Baca juga: EKSKLUSIF | Takziyah ke rumah Ismail Haniyah di Doha
Baca juga: Netanyahu tambah syarat baru negosiasi untuk gencatan senjata
Gaza pegang kendali
Pembunuhan Haniyah, yang hampir pasti dilakukan oleh Israel, dianggap banyak pihak sebagai upaya Perdana Menteri Israel Benjamin Netanyahu menggagalkan negosiasi gencatan senjata. Dan, Haniyah adalah tokoh kunci dalam negosiasi.
Para analis menilai, dipilihnya Sinwar menunjukkan posisi sentral Gaza dalam visi politik Hamas.
“Dia [Sinwar] telah naik ke posisi berpengaruh di Hamas, memimpinnya di Gaza. Pilihan Hamas memilih dia sebagai pemimpin gerakan sekarang menempatkan Gaza di pusat, bukan hanya peristiwa di lapangan, tetapi juga dinamika dalam gerakan Hamas,” kata Nour Odeh, analis politik Palestina yang berbasis di Ramallah, kepada Al Jazeera.
“Dan ini benar-benar mengirimkan sinyal, sejauh menyangkut negosiasi gencatan senjata, bahwa Gaza yang mengendalikan.”
Hizbullah menyambut penunjukan Sinwar pada Selasa malam, menyebutnya sebagai pesan kuat kepada Israel dan Amerika Serikat, serta menunjukkan bahwa Hamas bersatu dalam pengambilan keputusan mereka.
“Memilih saudara Yahya Sinwar dari jantung Jalur Gaza yang terkepung – yang berada di garis depan bersama para pejuang perlawanan dan di antara anak-anak rakyatnya, di bawah puing-puing, blokade, pembunuhan, dan kelaparan – menegaskan kembali bahwa tujuan yang dicari musuh dengan membunuh para pemimpin telah gagal,” kata Hamas dalam satu pernyataan.

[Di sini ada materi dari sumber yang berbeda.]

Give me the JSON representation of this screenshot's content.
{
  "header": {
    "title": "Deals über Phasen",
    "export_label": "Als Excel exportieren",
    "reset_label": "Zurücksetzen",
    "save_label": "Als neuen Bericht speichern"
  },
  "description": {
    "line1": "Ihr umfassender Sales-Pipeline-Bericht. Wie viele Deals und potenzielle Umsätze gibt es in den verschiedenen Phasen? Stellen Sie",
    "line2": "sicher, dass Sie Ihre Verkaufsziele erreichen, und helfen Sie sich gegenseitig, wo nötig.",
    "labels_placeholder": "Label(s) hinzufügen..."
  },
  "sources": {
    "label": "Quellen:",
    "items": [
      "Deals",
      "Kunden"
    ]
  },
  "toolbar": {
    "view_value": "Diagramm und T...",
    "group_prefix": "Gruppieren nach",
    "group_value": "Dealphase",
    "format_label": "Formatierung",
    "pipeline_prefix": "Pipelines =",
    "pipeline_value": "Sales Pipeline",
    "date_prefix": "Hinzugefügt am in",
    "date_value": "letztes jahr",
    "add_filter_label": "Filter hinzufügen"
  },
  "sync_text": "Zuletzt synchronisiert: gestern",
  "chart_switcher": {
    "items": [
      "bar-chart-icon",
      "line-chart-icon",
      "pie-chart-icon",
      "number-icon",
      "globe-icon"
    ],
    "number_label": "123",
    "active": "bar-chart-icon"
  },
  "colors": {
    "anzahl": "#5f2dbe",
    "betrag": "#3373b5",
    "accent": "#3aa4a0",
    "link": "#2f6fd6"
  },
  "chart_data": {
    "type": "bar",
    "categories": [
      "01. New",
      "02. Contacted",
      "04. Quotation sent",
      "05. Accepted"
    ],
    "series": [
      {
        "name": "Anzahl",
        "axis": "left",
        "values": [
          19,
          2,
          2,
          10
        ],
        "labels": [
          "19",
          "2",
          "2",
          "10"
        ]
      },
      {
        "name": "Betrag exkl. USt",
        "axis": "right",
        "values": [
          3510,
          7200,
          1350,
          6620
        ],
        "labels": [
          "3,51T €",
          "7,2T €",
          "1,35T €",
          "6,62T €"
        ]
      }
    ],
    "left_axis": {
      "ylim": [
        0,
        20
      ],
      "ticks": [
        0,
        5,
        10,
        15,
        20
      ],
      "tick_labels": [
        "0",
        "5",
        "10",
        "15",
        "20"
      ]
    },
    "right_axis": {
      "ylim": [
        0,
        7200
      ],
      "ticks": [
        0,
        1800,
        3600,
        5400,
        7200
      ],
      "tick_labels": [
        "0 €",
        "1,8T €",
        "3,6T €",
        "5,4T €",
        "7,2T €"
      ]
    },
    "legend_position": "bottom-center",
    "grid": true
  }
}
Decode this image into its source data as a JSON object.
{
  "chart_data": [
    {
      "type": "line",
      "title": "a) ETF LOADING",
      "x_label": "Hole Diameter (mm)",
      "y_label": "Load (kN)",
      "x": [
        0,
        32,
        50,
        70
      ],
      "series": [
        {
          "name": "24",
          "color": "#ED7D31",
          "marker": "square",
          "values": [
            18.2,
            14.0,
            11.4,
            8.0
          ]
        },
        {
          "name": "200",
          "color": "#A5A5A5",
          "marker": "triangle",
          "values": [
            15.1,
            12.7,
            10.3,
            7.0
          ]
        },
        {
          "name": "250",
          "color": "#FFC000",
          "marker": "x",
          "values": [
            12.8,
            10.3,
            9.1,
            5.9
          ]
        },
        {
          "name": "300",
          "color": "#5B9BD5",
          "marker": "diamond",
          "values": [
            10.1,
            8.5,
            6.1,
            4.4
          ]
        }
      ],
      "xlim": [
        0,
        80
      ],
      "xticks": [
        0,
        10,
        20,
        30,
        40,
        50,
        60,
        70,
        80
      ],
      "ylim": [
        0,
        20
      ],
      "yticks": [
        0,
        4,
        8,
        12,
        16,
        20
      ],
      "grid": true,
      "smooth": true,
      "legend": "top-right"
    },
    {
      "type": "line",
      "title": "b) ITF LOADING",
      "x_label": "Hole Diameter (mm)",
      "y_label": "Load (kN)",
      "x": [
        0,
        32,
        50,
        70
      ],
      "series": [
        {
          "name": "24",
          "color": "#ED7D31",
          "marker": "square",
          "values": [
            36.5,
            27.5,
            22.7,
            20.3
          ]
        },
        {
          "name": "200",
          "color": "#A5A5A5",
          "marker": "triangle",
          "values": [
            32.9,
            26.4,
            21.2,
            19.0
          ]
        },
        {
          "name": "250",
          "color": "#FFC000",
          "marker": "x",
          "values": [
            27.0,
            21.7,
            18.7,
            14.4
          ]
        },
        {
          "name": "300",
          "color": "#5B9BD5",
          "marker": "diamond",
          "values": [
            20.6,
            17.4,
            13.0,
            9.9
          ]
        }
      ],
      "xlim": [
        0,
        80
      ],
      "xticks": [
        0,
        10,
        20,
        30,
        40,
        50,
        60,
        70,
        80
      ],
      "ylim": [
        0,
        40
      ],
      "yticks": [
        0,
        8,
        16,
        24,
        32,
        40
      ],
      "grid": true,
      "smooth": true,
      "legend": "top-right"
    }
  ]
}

Sinwar lahir di kamp pengungsi Gaza, di selatan Khan Younis. Sinwar adalah mantan kepala aparat keamanan Al-Majd, yang bertugas mengeliminasi warga Palestina yang dicurigai berkolaborasi dengan Israel. Ia menjadi pemimpin Hamas di Jalur Gaza pada tahun 2017.
Sinwar adalah salah satu dari beberapa pemimpin Hamas yang dicari oleh Pengadilan Kriminal Internasional (ICC) dengan tuduhan kejahatan perang yang dilakukan pada 7 Oktober.
Perintah penangkapan juga ditujukan untuk beberapa pemimpin Israel, termasuk Netanyahu dan kepala pertahanan Israel Yoav Gallant, atas dugaan kejahatan perang di Gaza.
Analis politik senior Aljazeera Marwan Bishara mengatakan, kelompok perlawanan Palestina memberi sinyal besar untuk fokus pada Gaza dan Sinwar.
“Kenyataan bahwa Hamas tidak akan kehilangan Gaza, bahwa Hamas akan tetap menjadi kekuatan di dalam Gaza, dan karena itu pemimpinnya ada di sana.”